Bremen Zur traditionellen Bremer Eiswette werden am Montag viele Schaulustige am Weserufer der Hansestadt erwartet. Er rechne mit mehr als 1000 Zuschauern, sagte der Präsident der Eiswette, Patrick Wendisch. Der Brauch geht auf Bremer Kaufleute zurück, die 1828 wetteten, ob die Weser Anfang Januar 1829 zugefroren sein würde. Daraus entwickelte sich das Ritual der Eisprobe, bei dem ein 99 Pfund leichter Schneider mit einem heißen Bügeleisen prüft, ob der Fluss „geiht“ (plattdeutsch für geht) oder „steiht“ (steht).

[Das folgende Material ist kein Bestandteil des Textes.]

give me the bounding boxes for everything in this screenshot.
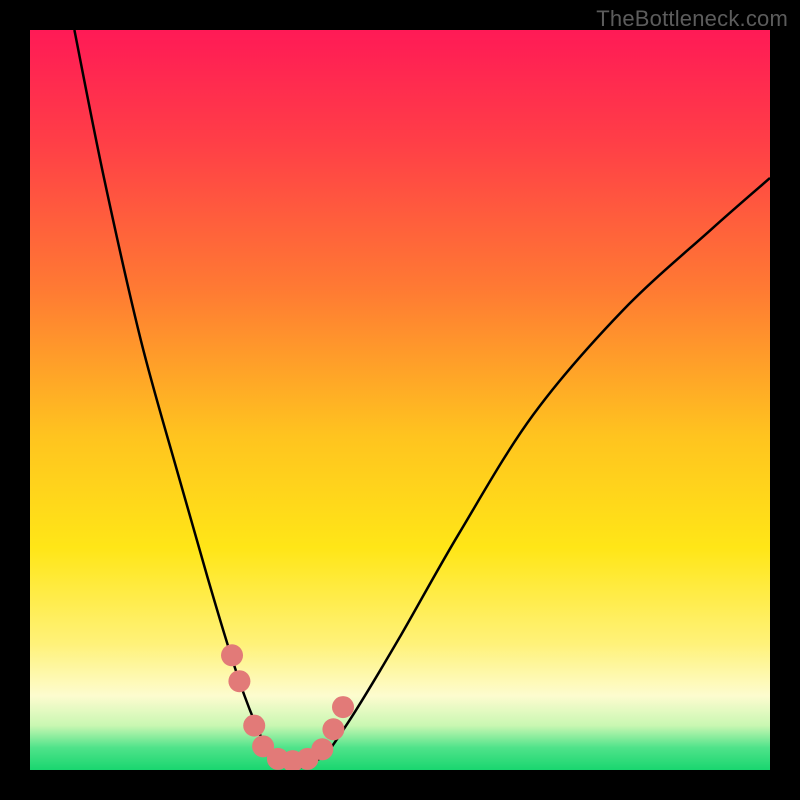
data-marker: [221, 644, 243, 666]
plot-area: [30, 30, 770, 770]
bottleneck-curve: [74, 30, 770, 768]
data-marker: [228, 670, 250, 692]
data-marker: [332, 696, 354, 718]
chart-frame: TheBottleneck.com: [0, 0, 800, 800]
watermark-text: TheBottleneck.com: [596, 6, 788, 32]
data-marker: [322, 718, 344, 740]
data-marker: [311, 738, 333, 760]
curve-layer: [30, 30, 770, 770]
data-marker: [243, 715, 265, 737]
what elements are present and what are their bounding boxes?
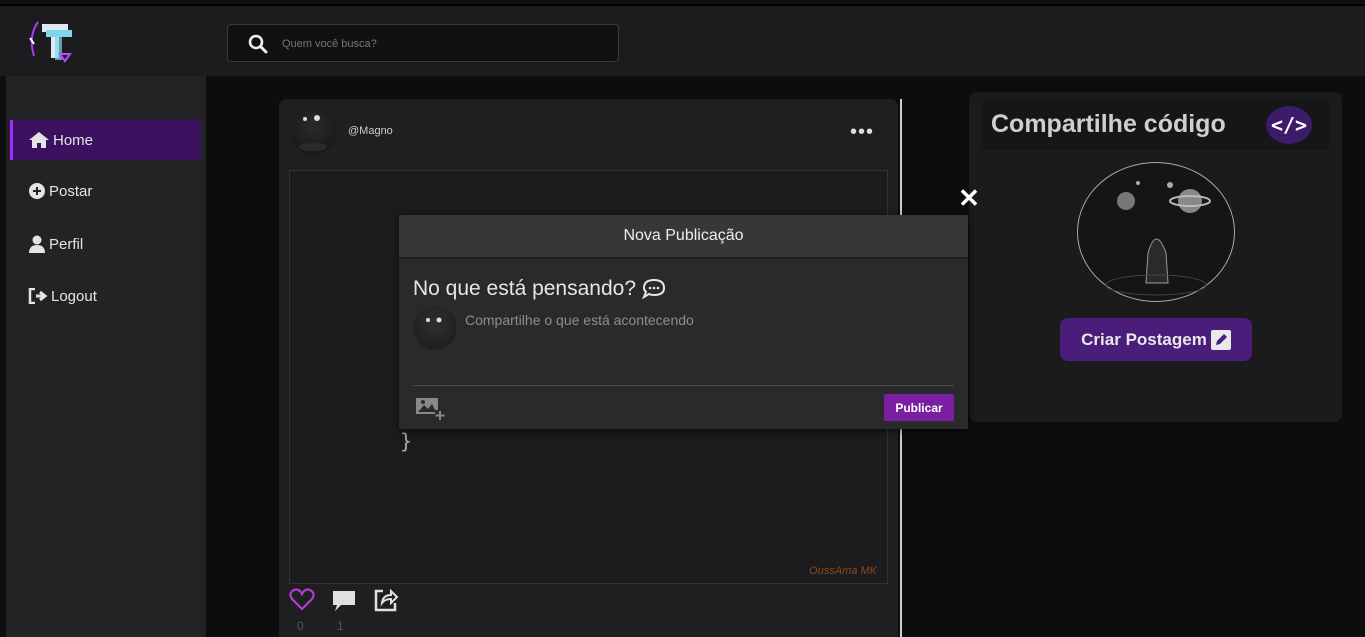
planets-image — [1105, 181, 1211, 296]
code-icon: </> — [1266, 106, 1312, 144]
new-post-modal: Nova Publicação No que está pensando? Pu… — [399, 215, 968, 429]
image-signature: OussAma MK — [809, 565, 877, 577]
modal-header: Nova Publicação — [399, 215, 968, 259]
sidebar-item-label: Postar — [49, 182, 93, 200]
post-text-input[interactable] — [465, 310, 945, 330]
comment-icon[interactable] — [331, 587, 357, 613]
sidebar-item-postar[interactable]: Postar — [10, 171, 201, 211]
home-icon — [29, 132, 49, 148]
post-counts: 0 1 — [297, 619, 374, 633]
app-logo[interactable] — [24, 16, 84, 68]
avatar-image — [299, 115, 327, 151]
pencil-icon — [1210, 329, 1231, 350]
space-illustration — [1077, 162, 1235, 302]
post-username[interactable]: @Magno — [348, 125, 393, 137]
avatar-image — [426, 317, 442, 323]
search-input[interactable] — [282, 34, 602, 54]
sidebar-item-logout[interactable]: Logout — [10, 276, 201, 316]
code-text: } — [400, 429, 413, 453]
share-icon[interactable] — [373, 587, 399, 613]
chat-bubble-icon — [642, 278, 666, 300]
create-post-button[interactable]: Criar Postagem — [1060, 318, 1252, 361]
sidebar-item-label: Logout — [51, 287, 97, 305]
share-code-header: Compartilhe código </> — [981, 100, 1330, 150]
comment-count: 1 — [337, 619, 344, 633]
sidebar: Home Postar Perfil Logout — [6, 76, 206, 637]
plus-circle-icon — [29, 183, 45, 199]
more-options-icon[interactable]: ••• — [850, 121, 874, 144]
search-icon — [248, 34, 268, 54]
post-actions — [289, 587, 489, 617]
modal-title: Nova Publicação — [623, 227, 744, 244]
search-bar[interactable] — [227, 24, 619, 62]
publish-button[interactable]: Publicar — [884, 394, 954, 421]
heart-icon[interactable] — [289, 587, 315, 613]
panel-title: Compartilhe código — [991, 110, 1226, 138]
sidebar-item-label: Home — [53, 131, 94, 149]
modal-question: No que está pensando? — [413, 277, 666, 301]
add-image-icon[interactable] — [415, 395, 445, 421]
code-icon-glyph: </> — [1270, 113, 1308, 137]
modal-divider — [413, 385, 954, 386]
create-post-label: Criar Postagem — [1081, 329, 1207, 349]
sidebar-item-home[interactable]: Home — [10, 120, 201, 160]
user-icon — [29, 235, 45, 253]
like-count: 0 — [297, 619, 304, 633]
avatar[interactable] — [289, 107, 337, 155]
logout-icon — [28, 288, 48, 304]
avatar — [413, 306, 457, 350]
share-code-panel: Compartilhe código </> Criar Postagem — [969, 92, 1342, 422]
close-icon[interactable]: ✕ — [957, 185, 981, 211]
sidebar-item-label: Perfil — [49, 235, 84, 253]
question-text: No que está pensando? — [413, 277, 637, 300]
top-bar — [0, 4, 1365, 76]
sidebar-item-perfil[interactable]: Perfil — [10, 224, 201, 264]
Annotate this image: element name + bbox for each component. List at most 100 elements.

Die Probe läuft nach einem festgelegten Zeremoniell ab, bei dem neben schwarz gekleideten Herren auch die Heiligen Drei Könige dabei sind. Obwohl der Fluss seit 1947 nicht mehr zugefroren war, erfreut sich das Spektakel großer Beliebtheit. Auch in diesem Jahr wird der Schneider auf einem Boot der Deutschen Gesellschaft zur Rettung Schiffbrüchiger (DGzRS) über die Weser gebracht.

Frauen spielten bei der Zeremonie bislang keine Rolle. Ob sich das ändert, werde sich im Laufe der Zeit zeigen, sagte Wendisch der Nachrichtenagentur dpa. Möglich sei, dass es künftig Novizinnen gebe. Die Novizen präsentieren sich bei der Zeremonie am Osterdeich dem Publikum.

Bislang wurden nur Männer in die Eiswett-Gemeinschaft aufgenommen. Die ausgewählten Vertreter der Wirtschaft sind im ersten Jahr Novize, danach können sie auf Lebenszeit Eiswett-Genosse sein.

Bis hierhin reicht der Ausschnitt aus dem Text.